Another proposal is to strengthen the way our criminal justice system responds to intimate partner violence, including enhancing the reverse onus at bail for repeat offenders. If charged with an offence, it is not up to the prosecution but rather to the defendant to present evidence for why he or she should be released. This makes it harder for the person to reoffend, and it protects the victim. It should be up to the individual to tell the court why he or she will not offend again. It should not be up to the prosecution to do that. It broadens the definition of intimate partner violence to include dating partners and former partners, and it increases the maximum sentence for intimate partner violence.
Another reform is the reform to jury selection processes. This legislation proposes reform by including the abolition of peremptory challenges, reinforcing the power of judges to stand aside certain jurors in order to increase the diversity of the jury selection.
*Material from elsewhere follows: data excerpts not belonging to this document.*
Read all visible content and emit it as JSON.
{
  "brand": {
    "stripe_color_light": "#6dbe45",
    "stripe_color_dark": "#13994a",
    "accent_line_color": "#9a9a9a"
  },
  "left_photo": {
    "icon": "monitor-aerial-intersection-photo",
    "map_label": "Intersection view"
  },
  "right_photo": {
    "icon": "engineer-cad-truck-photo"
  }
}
That does not mean the person will not have the opportunity to be a juror; it just means that in order to increase the diversity of the jurors who are selected as a jury of our peers, they should reflect those who are living in the community. That component allows for judges to have the authority to do that. Jurors cannot be removed without reason. They cannot be indiscriminately removed; there has to be a reason for that. This also helps to allow and increase equity within our system.
This piece of legislation also restricts the availability of preliminary inquiries to only those offences carrying the maximum penalty of life imprisonment, with the intended effect of reducing the time it takes for each case to go to trial. We know that the introduction of this proposal will allow us to understand what victims go through. We are not revictimizing witnesses by having them testify at the peremptory and also at the trial. It increases efficiency while also, as I mentioned earlier, ensuring that the victim is not further victimized within the system.
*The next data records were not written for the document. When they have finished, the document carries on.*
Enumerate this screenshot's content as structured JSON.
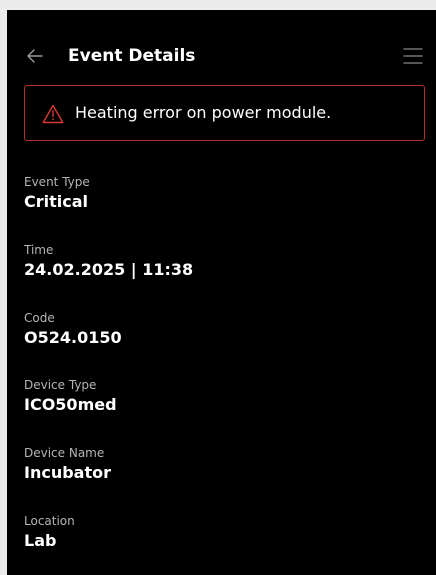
{
  "header": {
    "title": "Event Details",
    "back_icon": "arrow-left-icon",
    "menu_icon": "hamburger-menu-icon"
  },
  "alert": {
    "icon": "warning-triangle-icon",
    "message": "Heating error on power module.",
    "color": "#b3322d"
  },
  "fields": [
    {
      "label": "Event Type",
      "value": "Critical"
    },
    {
      "label": "Time",
      "value": "24.02.2025 | 11:38"
    },
    {
      "label": "Code",
      "value": "O524.0150"
    },
    {
      "label": "Device Type",
      "value": "ICO50med"
    },
    {
      "label": "Device Name",
      "value": "Incubator"
    },
    {
      "label": "Location",
      "value": "Lab"
    }
  ]
}
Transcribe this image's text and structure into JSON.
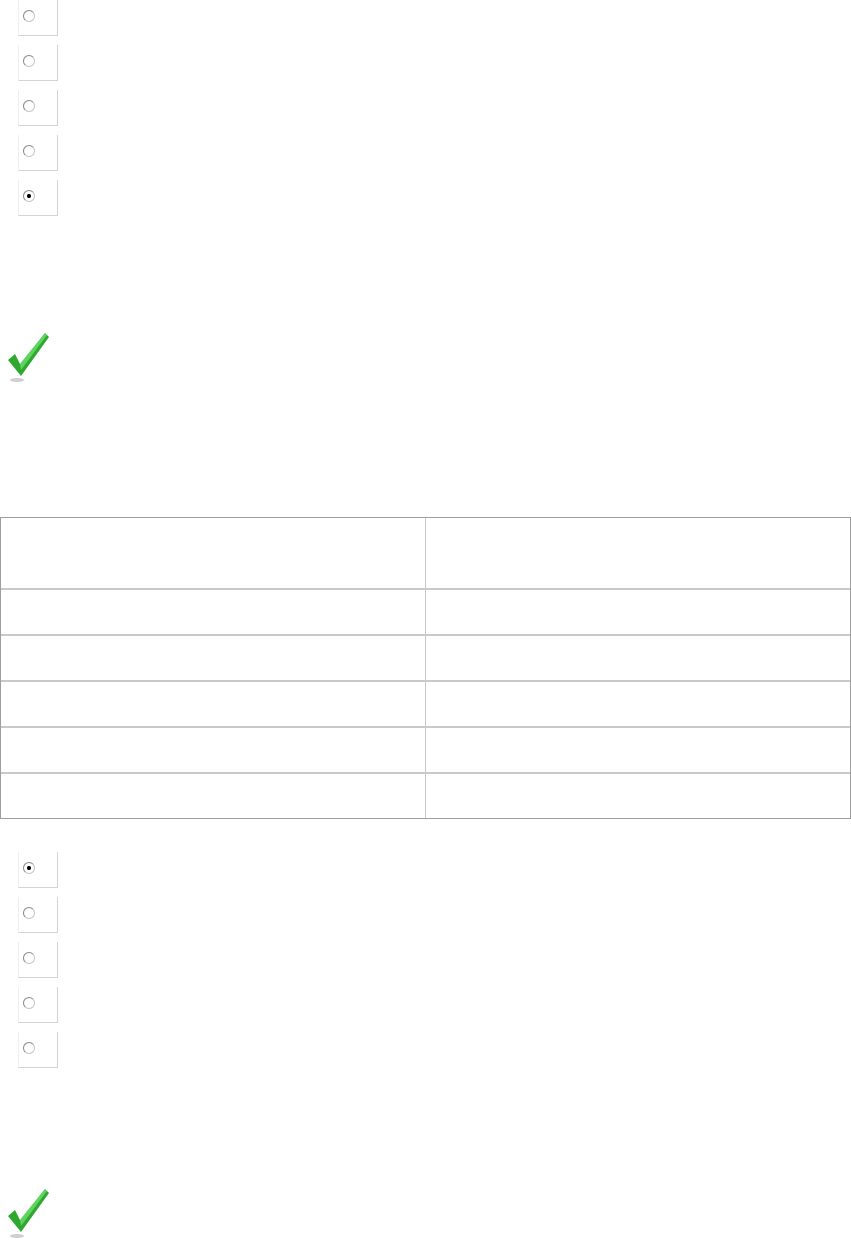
{
  "question_1": {
    "options": [
      {
        "selected": false
      },
      {
        "selected": false
      },
      {
        "selected": false
      },
      {
        "selected": false
      },
      {
        "selected": true
      }
    ],
    "result_icon": "check-mark-icon",
    "result_color": "#2ea82e"
  },
  "answer_table": {
    "header": [
      "",
      ""
    ],
    "rows": [
      [
        "",
        ""
      ],
      [
        "",
        ""
      ],
      [
        "",
        ""
      ],
      [
        "",
        ""
      ],
      [
        "",
        ""
      ]
    ]
  },
  "question_2": {
    "options": [
      {
        "selected": true
      },
      {
        "selected": false
      },
      {
        "selected": false
      },
      {
        "selected": false
      },
      {
        "selected": false
      }
    ],
    "result_icon": "check-mark-icon",
    "result_color": "#2ea82e"
  }
}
I want to talk about the hybridized offences, and a few people may want an explanation as to what this is. There are three ways in which we can convict. There are summary convictions, indictable offences and hybrid offences. The fact that we are increasing the number of hybrid offences does not mean the Crown does not have the ability to decide the appropriate sentence or look at the seriousness of the offence.
My hon. colleague from St. Albert—Edmonton has brought this up a number of times. He is a civil litigator, and during his speech he said we cannot just leave it up to the Crown somewhere in some building to have the ability to indiscriminately sentence. I am sure he has faith in the ability of his colleagues, and I would hope he would know that these lawyers take their job very seriously. Not taking away their ability to decide the seriousness of a crime means they can still go in either direction, whether people are given a fine, or two years, or two years to life. That possibility is still available to our attorneys.
This is certainly not what it is doing. It is not being soft on crime. In addition to these proposals, our Minister of Justice has made significant numbers of appointments. Last year there were over 100 appointments to the bench. We are currently at 235. We are on track this year to keep that number going.
We have the most diversity on the bench. We have judges who look like Canadians. That combination of appointments, plus the proposals in here, increases the equity in our system, and it increases the efficiency of our system.